# Mildew control/abatement?



## Malamute (Sep 15, 2011)

I'm visiting family, and the room I have available is in a basement. It always has a really strong mildew smell, and it's made me rather sick a couple times when staying here. Is there any way to deal with it? Someone once told me they took an open bag of charcoal briquets and put them in their storage locker to help deal with mildew, does that help any?

The room has fair air circuation with the central heat, and the fan runs 24/7 to keep the air moving in the house, it just has always been a real problem with mildew.


----------



## Catalpa (Dec 18, 2011)

You'll never be able to get rid of the mildew problem until you address the moisture problem that grows the mildew in the first place. Since it's not your place to work on, maybe get a dehumidifier for them? They could plug it in for a few days before you arrive, it should help knock down the moisture level. If the mildew is visible anywhere, wash the surfaces with a mild bleach solution. Then maybe try a high-efficiency HEPA air purifier to keep running near your bed while you're actually there.

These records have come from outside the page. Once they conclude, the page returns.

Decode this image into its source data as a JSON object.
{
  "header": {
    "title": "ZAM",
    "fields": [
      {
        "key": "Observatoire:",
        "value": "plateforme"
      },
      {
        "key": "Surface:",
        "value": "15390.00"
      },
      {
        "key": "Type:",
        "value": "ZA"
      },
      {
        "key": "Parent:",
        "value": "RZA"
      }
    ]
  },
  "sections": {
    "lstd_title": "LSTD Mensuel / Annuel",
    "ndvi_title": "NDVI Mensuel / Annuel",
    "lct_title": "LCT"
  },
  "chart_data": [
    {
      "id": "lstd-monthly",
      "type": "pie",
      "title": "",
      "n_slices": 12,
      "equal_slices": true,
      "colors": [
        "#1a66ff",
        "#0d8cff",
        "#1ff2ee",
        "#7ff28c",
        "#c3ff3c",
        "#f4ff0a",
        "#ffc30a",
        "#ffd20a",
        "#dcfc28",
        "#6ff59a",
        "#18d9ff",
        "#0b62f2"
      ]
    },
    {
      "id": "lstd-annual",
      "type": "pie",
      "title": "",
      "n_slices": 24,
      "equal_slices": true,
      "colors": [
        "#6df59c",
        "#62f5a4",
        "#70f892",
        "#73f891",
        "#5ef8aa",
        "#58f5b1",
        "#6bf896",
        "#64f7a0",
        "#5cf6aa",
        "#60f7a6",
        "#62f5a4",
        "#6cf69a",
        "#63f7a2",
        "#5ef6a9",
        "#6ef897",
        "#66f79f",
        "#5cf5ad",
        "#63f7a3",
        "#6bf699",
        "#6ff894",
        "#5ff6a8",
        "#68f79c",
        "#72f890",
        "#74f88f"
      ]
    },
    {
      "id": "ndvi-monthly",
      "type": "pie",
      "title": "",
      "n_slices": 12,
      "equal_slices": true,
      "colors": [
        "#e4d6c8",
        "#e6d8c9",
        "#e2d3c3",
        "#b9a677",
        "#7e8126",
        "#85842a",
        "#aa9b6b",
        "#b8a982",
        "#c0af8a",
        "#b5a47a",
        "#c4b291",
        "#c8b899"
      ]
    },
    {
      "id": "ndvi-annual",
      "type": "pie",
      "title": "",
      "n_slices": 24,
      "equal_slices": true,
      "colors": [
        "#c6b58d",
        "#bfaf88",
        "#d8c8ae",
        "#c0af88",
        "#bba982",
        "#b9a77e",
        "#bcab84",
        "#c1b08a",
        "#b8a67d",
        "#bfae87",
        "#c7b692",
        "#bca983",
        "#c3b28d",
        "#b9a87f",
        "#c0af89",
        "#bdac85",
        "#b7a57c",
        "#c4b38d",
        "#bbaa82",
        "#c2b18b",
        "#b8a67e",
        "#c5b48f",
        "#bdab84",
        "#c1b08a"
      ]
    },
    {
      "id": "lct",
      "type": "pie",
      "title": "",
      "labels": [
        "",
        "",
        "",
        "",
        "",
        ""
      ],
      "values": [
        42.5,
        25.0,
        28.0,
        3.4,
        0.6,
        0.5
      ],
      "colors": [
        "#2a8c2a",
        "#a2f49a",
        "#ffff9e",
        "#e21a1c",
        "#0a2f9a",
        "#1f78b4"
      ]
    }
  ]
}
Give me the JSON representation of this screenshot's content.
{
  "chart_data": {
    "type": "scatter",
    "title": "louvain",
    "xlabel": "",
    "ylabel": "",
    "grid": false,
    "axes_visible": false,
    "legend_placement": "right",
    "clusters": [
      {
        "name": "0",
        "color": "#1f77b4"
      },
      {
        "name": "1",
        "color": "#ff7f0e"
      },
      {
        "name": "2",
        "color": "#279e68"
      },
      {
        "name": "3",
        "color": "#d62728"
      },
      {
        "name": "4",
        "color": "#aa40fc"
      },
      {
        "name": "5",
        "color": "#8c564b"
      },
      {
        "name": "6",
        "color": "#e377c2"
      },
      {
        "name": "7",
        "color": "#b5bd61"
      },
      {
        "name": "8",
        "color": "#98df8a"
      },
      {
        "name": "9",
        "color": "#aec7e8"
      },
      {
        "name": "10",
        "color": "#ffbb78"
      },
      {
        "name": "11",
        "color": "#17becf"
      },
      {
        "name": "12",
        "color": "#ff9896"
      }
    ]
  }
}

The charcoal idea might help alleviate a little of the problem (simply by absorbing some of the moisture and airborne particles) but it would take time and might be hard to locate where it would do you the most good.

Really the only way to correct a mildew problem is to clear everything out and if there's drywall, take it back to the studs. Remove whatever the moisture source is, be it installing a sump pump, routing downspouts away from the house, whatever. Wash everything and finish with bleach rinse. Then rebuild with moisture resistant drywall and oil based paint.

The only other thing I can think of is to keep all your clothes sealed in your suitcase and sleep wearing a TB mask, but that wouldn't be much fun.


----------